Reprezentacja Polski w futnecie zajęła siódme miejsce podczas mistrzostw Europy, które odbywały się w Rumunii w dniach 4 – 6 lipca.
Biało-czerwoni rozegrali sześć spotkań – dwa wygrali, cztery przegrali. Turniej rozpoczęli od pewnego zwycięstwa nad Turcją 3:0. Następnie przegrali z Francją (0:3) i Czechami (0:3), ale pokonali Rumunię 2:1, co dało im awans do walki o miejsca 5–8.
W meczu z Ukrainą wygrali 2:1, lecz w starciu o 5. miejsce z Węgrami przegrali 0:3. Ostatecznie, dzięki wynikom innych spotkań w tej części turnieju, Polacy zakończyli mistrzostwa na 7. pozycji.
W kadrze na turniej znaleźli się również dwaj debiutanci z włoszczowskiego klubu Smecz: Jakub Matuszczyk i Michał Kubicz.
– To ogromna duma – zagrać z orzełkiem na piersi to marzenie każdego młodego sportowca. Ale to też odpowiedzialność. My, debiutanci, bardzo chcieliśmy pokazać, że zasługujemy na to powołanie. Myślę, że każdy z nas dał z siebie maksimum. Teraz tylko iść w górę – mówi Kubicz.

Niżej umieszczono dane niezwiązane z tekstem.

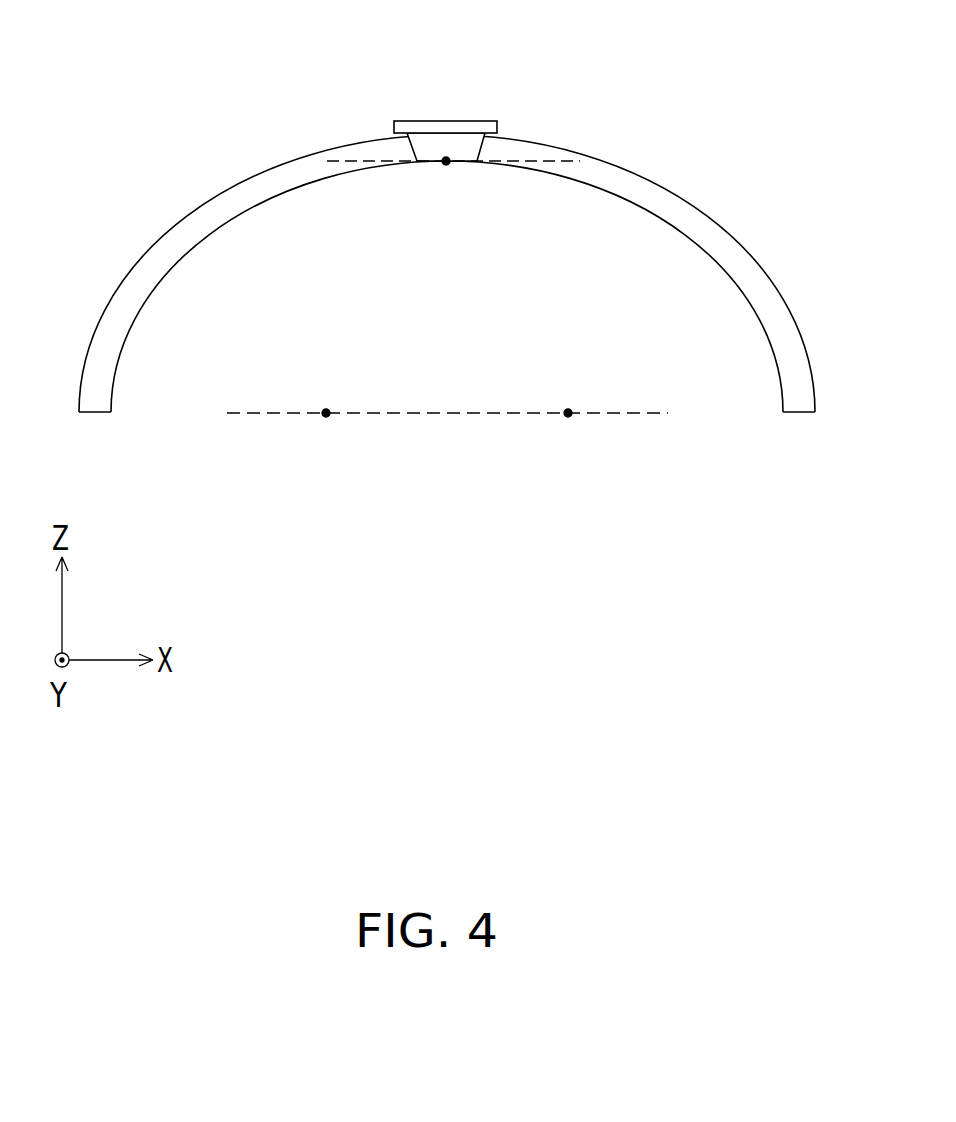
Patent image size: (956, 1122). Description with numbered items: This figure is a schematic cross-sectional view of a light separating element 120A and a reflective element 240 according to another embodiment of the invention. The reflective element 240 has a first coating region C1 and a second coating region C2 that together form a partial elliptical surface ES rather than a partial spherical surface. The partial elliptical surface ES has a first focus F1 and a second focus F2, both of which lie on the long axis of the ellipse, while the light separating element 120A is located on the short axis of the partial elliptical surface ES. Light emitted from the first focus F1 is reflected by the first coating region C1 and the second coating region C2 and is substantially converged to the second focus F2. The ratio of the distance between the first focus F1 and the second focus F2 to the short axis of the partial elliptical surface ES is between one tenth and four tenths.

The reflective element 240 is at (263, 187).
The light separating element 120A is at (450, 127).
The first coating region C1 is at (460, 163).
The second coating region C2 is at (177, 287).
The partial elliptical surface ES is at (734, 141).
The first focus F1 is at (326, 417).
The second focus F2 is at (568, 417).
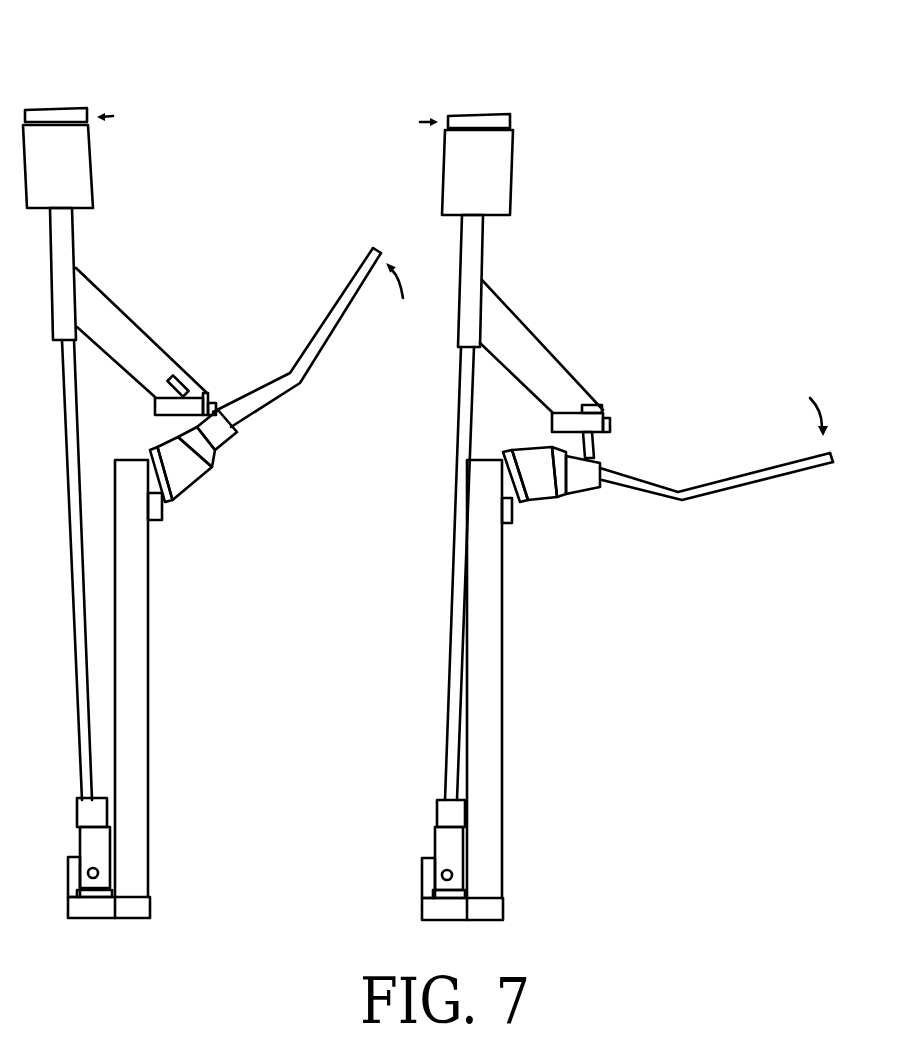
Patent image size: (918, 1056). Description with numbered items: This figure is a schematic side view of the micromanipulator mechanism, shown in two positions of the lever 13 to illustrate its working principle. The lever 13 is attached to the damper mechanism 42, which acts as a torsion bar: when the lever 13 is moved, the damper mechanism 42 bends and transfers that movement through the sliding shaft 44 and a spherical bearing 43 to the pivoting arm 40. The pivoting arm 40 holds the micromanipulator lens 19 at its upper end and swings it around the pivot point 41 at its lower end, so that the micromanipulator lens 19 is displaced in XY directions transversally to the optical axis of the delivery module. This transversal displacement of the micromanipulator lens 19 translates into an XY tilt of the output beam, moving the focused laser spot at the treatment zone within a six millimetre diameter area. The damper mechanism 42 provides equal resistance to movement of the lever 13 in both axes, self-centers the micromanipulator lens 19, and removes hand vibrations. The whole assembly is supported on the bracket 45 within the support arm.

The lever 13 is at (367, 288).
The micromanipulator lens 19 is at (87, 103).
The pivoting arm 40 is at (82, 530).
The pivot point 41 is at (94, 880).
The damper mechanism 42 is at (197, 492).
The spherical bearing 43 is at (210, 385).
The sliding shaft 44 is at (180, 377).
The bracket 45 is at (148, 677).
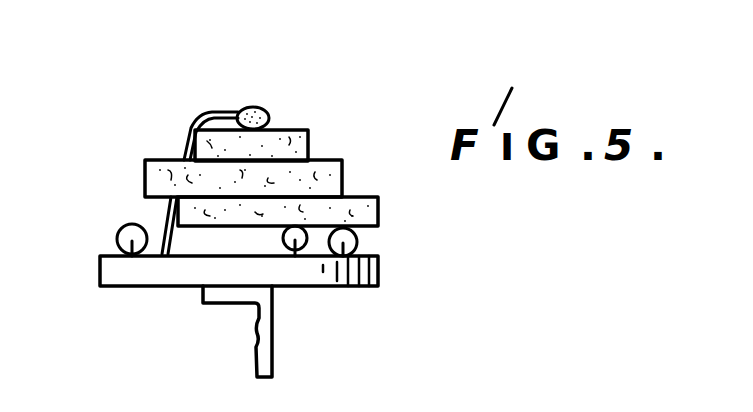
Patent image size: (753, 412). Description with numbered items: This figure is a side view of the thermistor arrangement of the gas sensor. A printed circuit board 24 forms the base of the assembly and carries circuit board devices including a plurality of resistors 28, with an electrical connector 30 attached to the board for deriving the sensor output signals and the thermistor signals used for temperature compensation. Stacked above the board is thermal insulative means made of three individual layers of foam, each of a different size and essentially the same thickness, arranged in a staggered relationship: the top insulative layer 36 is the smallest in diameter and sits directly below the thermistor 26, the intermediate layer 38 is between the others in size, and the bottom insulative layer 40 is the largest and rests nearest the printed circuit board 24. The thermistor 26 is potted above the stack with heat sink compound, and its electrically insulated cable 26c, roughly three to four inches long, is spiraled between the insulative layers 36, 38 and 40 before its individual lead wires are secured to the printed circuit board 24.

The printed circuit board 24 is at (328, 286).
The thermistor 26 is at (258, 108).
The electrically insulated cable 26c is at (207, 110).
The resistors 28 is at (118, 232).
The electrical connector 30 is at (257, 367).
The top insulative layer 36 is at (310, 142).
The intermediate insulative layer 38 is at (145, 178).
The bottom insulative layer 40 is at (367, 212).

Zdaniem zawodnika z Włoszczowy, siódme miejsce dobrze odzwierciedla aktualny poziom reprezentacji, choć niewiele zabrakło do jeszcze lepszego wyniku.
– Jeśli chodzi o miejsce, to ono dobrze oddaje, gdzie obecnie jesteśmy. To pozycja zbliżona do naszej w rankingu europejskim. Ale było naprawdę blisko – jeden set dzielił nas od szóstego miejsca, jedna wygrana konkurencja z Węgrami od piątego, co byłoby historycznym wynikiem. Apetyt rośnie, ale my się nie załamujemy.
Oprócz debiutantów Kuby Matuszczyka i Michała Kubicza, w składzie reprezentacji Polski znaleźli się także Bartosz Frańczuk, Mateusz Śliwka oraz grający trener Michał Kłosiński.